The Einstein Telescope has set high standards for its location. Stable ground with minimal disturbance from the surrounding area. But also a network of supportive scientific partners, companies able to supply the most advanced technology and a pleasant, accessible environment to live and work in. The Euregio Meuse-Rhine, where Belgium, Germany and the Netherlands meet, is where all these factors come together.
Calm and stability
The type of ground in which the Einstein Telescope is built will help determine its accuracy. The less it vibrates, the less that will disrupt the measuring equipment. The hard bedrock in the Euregio Meuse-Rhine, combined with a damping surface layer, would make an excellent substructure for the telescope. Moreover, there are few railway lines, heavy industrial plants and wind turbines in the area. Its tranquillity, plus the certainty that this environment will be protected, only adds to its suitability.

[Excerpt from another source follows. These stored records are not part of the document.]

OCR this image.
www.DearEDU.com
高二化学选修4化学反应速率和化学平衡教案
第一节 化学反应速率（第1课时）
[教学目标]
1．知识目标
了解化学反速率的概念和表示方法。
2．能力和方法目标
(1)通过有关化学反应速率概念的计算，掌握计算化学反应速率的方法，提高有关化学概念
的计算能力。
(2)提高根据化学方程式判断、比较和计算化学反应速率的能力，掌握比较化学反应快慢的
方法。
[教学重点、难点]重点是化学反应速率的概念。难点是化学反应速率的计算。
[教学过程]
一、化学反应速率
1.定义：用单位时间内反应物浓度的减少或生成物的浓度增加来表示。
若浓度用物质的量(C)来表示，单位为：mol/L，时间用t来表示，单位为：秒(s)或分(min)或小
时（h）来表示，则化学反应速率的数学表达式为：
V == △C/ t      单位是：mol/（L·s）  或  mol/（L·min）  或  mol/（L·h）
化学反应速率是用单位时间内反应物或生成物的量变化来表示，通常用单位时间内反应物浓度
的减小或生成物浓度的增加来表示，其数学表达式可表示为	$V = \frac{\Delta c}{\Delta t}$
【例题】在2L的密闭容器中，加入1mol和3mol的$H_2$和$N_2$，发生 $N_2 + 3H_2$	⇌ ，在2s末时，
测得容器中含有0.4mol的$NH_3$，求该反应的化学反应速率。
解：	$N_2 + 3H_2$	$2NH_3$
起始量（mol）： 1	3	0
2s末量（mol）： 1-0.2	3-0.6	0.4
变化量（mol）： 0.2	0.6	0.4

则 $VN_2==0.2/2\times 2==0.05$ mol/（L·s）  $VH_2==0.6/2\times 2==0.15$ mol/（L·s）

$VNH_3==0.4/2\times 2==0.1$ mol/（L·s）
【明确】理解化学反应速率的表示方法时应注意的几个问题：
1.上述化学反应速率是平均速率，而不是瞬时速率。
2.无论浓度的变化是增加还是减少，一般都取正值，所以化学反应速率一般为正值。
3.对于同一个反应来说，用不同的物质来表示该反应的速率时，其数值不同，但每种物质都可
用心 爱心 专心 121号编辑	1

The underground equipment can be monitored and controlled remotely from the existing scientific institutes and campuses nearby.
The Euregio Meuse-Rhine is at the heart of a European top technology region. It is close to numerous universities – Dutch, Belgian and German – and has a concentration of high-tech companies with expertise in the necessary precision technology. Nikhef, the co-ordinating Dutch research institute, specializes in the development of advanced instrumentation and data analysis. This network of scientific institutions and technology experts enhances the region’s appeal as a location.
The region also boasts excellent facilities, including local and international schools, colleges and universities, as well as bustling cities close to nature. There is a rich variety of cultural and leisure options, too, making the area especially attractive as a place to live and work. And it is easily accessible by road, rail, water and air, with eight international airports within an hour’s travelling time. These excellent connections can only benefit the efficiency of the logistical processes required during construction of the Einstein Telescope.